On certain Saturday nights there is a $50 Bloom Bar, on a location on the water. Since it is private property, with no liquor license, the $50 pays for a mason jar to be filled with flowers. Basically, it’s a party. A vintage pink cooler is filled with ingredients. Music plays. “The best part,” Christian says, “is that I show everyone how to make a botanical cocktail/mocktail using Simple Goodness Sisters Simple Syrups and share the recipe along with all of the ingredients, including our edible flowers.”
Always the instructor. Did we mention that Christian Ingalls, 46, is also a full time first grade teacher?
From her rather remote flower farm on the north shore of the big island, it’s a 12-minute drive to a main road in the unincorporated community of Papa’Aloa. Then it’s another 40 minutes to the school where she teaches in Waimea.
Her superpower? Multitasking. After school, she handles the farm, which includes not just flowers but pigs, ducks, goats and other critters. She buys all of the seed and tubers, heritage and rare if possible, and saves seed from previous crops. She sells wholesale and retail, providing flowers not just for Hawaii but inter-island. She hires staff, handles communications, harvesting, ordering, and payroll. The farm also schedules floral design services, and those workshops.
Why Grow Dahlias?
Why not just grow orchids, like everyone else
“First of all, I love dahlias and I think they go with everything. We wholesale them at $2 a stem, which makes them a great value since they are local and shipping them wholesale from the mainland is over $5 stem.
“I love the tropical flowers, but missed mainland ‘temperate’ flowers,” she adds. When she started her flower farm in 2019, “I decided to learn how to grow my own and, like so many, I took the Floret course, the Gardeners Workshop course as well as others.”
When she says “Floret” she means she went to the Floret Flower Farm, a mecca for flower growers in Washington State’s Skagit Valley, It offers heirloom seeds, gardening gear, books, videos, a cut flower operation and courses for flower farmers.

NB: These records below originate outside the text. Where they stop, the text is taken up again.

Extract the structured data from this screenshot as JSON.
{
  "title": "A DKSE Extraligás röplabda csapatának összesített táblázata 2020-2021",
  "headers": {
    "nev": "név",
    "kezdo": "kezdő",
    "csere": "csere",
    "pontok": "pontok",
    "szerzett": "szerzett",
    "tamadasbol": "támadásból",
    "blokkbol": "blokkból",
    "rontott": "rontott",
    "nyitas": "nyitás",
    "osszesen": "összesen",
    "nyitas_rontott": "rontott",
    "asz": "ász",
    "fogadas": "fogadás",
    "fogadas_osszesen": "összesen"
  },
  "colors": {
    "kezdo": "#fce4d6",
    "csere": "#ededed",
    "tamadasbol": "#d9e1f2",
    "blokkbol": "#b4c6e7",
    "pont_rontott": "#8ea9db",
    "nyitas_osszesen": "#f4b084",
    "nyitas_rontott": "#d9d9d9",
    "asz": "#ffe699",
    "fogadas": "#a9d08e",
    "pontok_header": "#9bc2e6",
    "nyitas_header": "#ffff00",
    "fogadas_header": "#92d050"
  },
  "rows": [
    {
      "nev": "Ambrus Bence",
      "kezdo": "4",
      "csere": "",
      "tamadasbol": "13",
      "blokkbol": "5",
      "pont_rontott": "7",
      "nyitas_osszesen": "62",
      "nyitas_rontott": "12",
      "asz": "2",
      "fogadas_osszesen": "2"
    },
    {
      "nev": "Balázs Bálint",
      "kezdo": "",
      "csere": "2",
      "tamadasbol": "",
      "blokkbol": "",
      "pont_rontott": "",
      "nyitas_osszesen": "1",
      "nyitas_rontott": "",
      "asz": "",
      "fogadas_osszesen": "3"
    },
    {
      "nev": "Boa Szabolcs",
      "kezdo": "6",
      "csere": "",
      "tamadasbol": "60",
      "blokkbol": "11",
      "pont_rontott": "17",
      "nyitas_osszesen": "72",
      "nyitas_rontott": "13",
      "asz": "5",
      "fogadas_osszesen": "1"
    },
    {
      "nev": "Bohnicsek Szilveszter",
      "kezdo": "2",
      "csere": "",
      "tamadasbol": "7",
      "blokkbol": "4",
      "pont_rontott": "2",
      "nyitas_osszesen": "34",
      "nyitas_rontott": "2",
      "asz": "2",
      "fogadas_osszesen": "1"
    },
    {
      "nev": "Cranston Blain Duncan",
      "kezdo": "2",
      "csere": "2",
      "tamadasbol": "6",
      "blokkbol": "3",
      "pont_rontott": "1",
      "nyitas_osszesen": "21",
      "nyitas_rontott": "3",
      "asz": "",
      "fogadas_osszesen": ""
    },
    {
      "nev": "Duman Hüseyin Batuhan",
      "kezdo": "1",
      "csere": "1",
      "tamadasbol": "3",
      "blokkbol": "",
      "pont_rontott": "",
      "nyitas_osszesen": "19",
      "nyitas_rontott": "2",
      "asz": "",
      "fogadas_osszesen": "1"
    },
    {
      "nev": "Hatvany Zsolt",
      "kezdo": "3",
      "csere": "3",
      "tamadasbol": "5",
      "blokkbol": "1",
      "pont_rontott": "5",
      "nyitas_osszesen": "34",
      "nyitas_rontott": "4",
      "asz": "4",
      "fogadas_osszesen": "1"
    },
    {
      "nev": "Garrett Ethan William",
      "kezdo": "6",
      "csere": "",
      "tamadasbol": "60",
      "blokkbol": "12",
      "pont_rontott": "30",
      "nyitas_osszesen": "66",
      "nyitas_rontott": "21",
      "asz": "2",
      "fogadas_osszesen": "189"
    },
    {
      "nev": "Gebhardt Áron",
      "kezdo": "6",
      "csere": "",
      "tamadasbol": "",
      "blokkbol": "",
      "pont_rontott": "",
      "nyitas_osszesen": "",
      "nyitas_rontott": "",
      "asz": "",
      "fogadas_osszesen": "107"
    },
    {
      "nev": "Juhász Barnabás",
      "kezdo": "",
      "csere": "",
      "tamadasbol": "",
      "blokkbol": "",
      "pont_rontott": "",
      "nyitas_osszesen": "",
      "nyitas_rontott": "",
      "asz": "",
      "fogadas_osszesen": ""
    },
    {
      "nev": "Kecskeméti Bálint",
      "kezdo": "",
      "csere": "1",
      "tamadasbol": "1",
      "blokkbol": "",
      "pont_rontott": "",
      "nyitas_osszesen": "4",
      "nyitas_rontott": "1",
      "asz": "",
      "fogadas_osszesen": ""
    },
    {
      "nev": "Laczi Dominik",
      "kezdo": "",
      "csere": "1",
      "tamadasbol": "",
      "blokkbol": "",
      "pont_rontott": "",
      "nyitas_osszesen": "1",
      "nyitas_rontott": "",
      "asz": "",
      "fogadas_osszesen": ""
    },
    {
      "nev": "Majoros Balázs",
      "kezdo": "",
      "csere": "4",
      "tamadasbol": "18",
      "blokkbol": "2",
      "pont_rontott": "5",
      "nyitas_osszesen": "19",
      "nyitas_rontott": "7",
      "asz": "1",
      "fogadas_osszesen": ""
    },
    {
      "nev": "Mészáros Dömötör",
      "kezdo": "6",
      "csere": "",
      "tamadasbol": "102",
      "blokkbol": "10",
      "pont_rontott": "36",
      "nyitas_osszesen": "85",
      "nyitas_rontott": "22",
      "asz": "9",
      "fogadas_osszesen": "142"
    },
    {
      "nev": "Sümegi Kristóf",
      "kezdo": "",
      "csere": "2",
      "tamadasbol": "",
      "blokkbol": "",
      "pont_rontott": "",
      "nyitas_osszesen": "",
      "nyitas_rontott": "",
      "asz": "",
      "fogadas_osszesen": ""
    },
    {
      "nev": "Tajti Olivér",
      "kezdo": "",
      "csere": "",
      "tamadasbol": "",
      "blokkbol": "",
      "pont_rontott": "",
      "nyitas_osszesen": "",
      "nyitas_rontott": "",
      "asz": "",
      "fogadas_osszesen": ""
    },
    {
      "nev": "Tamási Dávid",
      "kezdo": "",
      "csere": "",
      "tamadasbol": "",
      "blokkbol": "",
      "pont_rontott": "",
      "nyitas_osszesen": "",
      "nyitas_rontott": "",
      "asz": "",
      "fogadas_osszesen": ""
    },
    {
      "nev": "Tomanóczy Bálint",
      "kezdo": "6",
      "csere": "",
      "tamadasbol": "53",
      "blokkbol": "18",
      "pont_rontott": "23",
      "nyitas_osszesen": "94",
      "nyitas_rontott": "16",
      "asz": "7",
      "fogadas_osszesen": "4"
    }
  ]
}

“I would say that all of the classes that I have taken really helped me get going,” Christian says. That includes her studies at Humboldt State, in California, (now Cal State Polytechnic University). She got a BA in marine biology from the University of Hawaii Hilo after she moved to Hawaii in 1999 on a National Student Exchange. And she has a masters degree in education.
Still, growing dahlias and snapdragons had an adventurous start.
“There aren’t a lot of places in the world that have the humidity level that we have, with our volcanic soil. I have had to go with my gut, do a lot of research and kind of trick the system of nature to grow these temperate flowers here.
“We just try everything and push the envelope.”
One advantage of the climate in Hawaii, of course, is that temperate flowers can be grown year around. When they go to seed, they are re-seeded. But even in Hawaii, there can be adverse weather.
“This past year we had a drought even though we are 25 minutes away from the rainiest town in the United States. I wanted to know how our dahlias would handle the drought. And, since I live off of the grid and we usually don’t get very much rain, I didn’t take the steps to hand water. Instead I observed daily what was happening, so that I could use that information in the future.”
The dahlias survived. And today the weather has improved.
It is those small triumphs that please Christian Ingalls, like any good farmer.
“We dabble in a lot, but we are proud of who we are and how far we have come. I would say that I am also proud of not doing what everyone else does.
“On this little ‘Big Island’ we are known.”
Linda Lee is a former writer and editor at The New York Times.